Touchée par l’assassinat de Dominique Bernard, poignardé par un jeune radicalisé au lycée Gambetta d’Arras vendredi 13 octobre, une ancienne élève du lycée Marcel Rudloff a souhaité apporter son soutien au corps enseignant, à travers une lettre touchante, qui n’a pas manqué d’émouvoir les premiers concernés.
Le réveil est difficile pour les milliers de professeurs français, encore sous le choc de l’attaque au couteau qui a coûté la vie à un de leurs confrères à Arras le 13 octobre. Malgré la journée d’hommage et de recueillement de du 16 octobre, enseignants et élèves ont le cœur lourd face à la menace qui plane sur l’institution républicaine.
Une inquiétude et une colère qui a amené Clara, ex-lycéenne strasbourgeoise, à rédiger une lettre à l’intention de son ancienne professeure d’allemand. Un message de compassion avec un seul mot d’ordre : "ne rien lâcher".
"On veut nous faire peur et bien on va faire le contraire"
Voilà trois années qu’elle n’avait pas foulé les bancs du lycée Marcel Rudloff, pourtant, Clara n’a pas hésité une seule seconde pour écrire à son ancienne professeure d’allemand, dans la foulée des hommages rendus à Dominique Bernard. "C’était une très bonne prof, on avait gardé contact et je me suis dit que je voulais lui témoigner quelque chose." La jeune fille souhaite elle aussi enseigner dans un lycée plus tard et garde donc une attache particulière à cette profession.
À travers une lettre, l’ancienne élève rappelle ô combien le métier d’enseignant est vital pour la société, et qu’une tragédie comme celle vécue à Arras doit permettre de fortifier ce fondement de la démocratie. "Cet évènement ravive l’urgence de se dire qu’il faut y aller. Malgré les conditions parfois difficiles de travail, malgré le négatif, il ne faut rien lâcher car l’ambition est grande. On a vraiment compris ce que représentait le métier de professeur, dans la pensée collective. On veut nous faire peur et bien on va faire le contraire, prendre cette terreur à contre-pied et faire plus", nous confie-t-elle.
"Une élève éblouie"
"À moi d’avoir une pensée pour vous, pour tous les profs. On ne sait pas trop quoi dire, la sidération est telle, débute Clara dans cette lettre, avant d'immédiatement envoyer un message d'encouragement.

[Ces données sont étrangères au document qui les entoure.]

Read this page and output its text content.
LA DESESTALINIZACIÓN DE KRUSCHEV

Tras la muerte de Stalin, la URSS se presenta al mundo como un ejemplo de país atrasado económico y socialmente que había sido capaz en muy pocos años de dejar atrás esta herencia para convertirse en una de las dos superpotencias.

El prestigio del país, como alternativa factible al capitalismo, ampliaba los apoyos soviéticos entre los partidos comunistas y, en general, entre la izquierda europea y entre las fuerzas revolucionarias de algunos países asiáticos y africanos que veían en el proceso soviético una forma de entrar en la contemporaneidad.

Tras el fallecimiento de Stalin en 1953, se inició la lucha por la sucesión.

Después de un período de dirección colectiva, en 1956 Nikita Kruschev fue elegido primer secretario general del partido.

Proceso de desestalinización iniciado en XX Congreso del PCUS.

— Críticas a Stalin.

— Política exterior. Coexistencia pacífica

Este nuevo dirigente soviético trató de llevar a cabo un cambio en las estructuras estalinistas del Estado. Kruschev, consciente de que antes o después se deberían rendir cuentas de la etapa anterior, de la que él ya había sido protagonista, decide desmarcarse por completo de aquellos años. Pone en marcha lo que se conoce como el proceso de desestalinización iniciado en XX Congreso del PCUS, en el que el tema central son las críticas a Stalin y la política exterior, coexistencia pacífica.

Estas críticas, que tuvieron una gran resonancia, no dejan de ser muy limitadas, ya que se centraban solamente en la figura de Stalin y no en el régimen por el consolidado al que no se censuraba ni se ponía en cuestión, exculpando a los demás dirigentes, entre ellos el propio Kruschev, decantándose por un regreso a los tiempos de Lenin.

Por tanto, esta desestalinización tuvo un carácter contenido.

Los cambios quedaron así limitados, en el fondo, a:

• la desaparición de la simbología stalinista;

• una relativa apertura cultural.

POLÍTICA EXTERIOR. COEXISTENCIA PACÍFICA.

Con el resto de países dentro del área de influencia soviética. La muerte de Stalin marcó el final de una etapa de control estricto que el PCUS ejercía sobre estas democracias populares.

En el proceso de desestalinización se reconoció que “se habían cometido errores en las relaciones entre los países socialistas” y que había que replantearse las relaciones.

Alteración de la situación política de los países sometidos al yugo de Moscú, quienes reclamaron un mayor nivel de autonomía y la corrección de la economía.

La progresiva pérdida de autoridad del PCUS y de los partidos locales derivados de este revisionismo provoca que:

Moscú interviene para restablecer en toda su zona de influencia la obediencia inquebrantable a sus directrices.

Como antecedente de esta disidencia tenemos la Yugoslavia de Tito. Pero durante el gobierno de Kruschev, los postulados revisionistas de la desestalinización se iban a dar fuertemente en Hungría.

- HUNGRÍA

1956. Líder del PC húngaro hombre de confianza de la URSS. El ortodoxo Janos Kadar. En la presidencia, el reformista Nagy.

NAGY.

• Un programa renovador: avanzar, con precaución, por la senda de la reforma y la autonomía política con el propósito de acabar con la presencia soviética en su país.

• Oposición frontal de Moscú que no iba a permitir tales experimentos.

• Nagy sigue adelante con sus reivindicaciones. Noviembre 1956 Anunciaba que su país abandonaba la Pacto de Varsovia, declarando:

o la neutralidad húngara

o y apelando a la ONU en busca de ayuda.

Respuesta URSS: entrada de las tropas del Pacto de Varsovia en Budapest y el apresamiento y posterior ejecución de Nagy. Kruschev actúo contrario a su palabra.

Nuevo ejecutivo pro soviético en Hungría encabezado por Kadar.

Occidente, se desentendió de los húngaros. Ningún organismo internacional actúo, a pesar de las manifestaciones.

Puis il faut aussi relever la tête. Kopf Hoch. Haut les cœurs. Toujours. Partout. Tout le temps. Même dans l’obscurité. Peut-être même encore plus dans l’obscurité.
On pourrait croire que ces mots ne sont rien. Qu’ils ne font pas le poids. Que penser, écrire, clamer de belles valeurs, c’est seulement de la fantaisie. Mais ce ne sont pas des mots. C’est un hymne. C’est une chanson que l’on doit se répéter, que l’on se répète. C’est une urgence, c’est une lueur.
Je sais de qui je tiens cette lueur, cette force. De vous, de tous les profs que j’ai rencontrés. La transmission de pouvoirs : penser, douter, questionner. Celui de traverser la vie individuelle et surtout collective avec les bons outils.
Plus que jamais : l’urgence de dire, de redire la gratitude et la reconnaissance pour votre travail, votre transmission, votre engagement. Une gratitude personnelle éternelle évidemment. Une reconnaissance collective nécessaire - plus que jamais.
Merci pour tout. Merci d’entretenir ce feu sacré qu’est la pensée, l’ouverture, la curiosité. Vous nous avez donné un sacré outil, un sacré pouvoir. Pour être de bons humains, de bons adultes, de bons citoyens.
À la fameuse remarque : ça ne sert plus à rien, l’avenir est foutu, tout est sombre. Je répondrai que oui c’est pas ouf. Mais qu’il y a de petites fées, de petits magiciens sur la route qui me font penser, croire que c’est encore possible.
Avec ça j’ai encore beaucoup d’espoir.
Merci merci ❤
Une élève éblouie"
Ce message d’espérance a beaucoup touché l’enseignante, qui a partagé la lettre aux autres professeurs du lycée pour, eux aussi, "les soulager".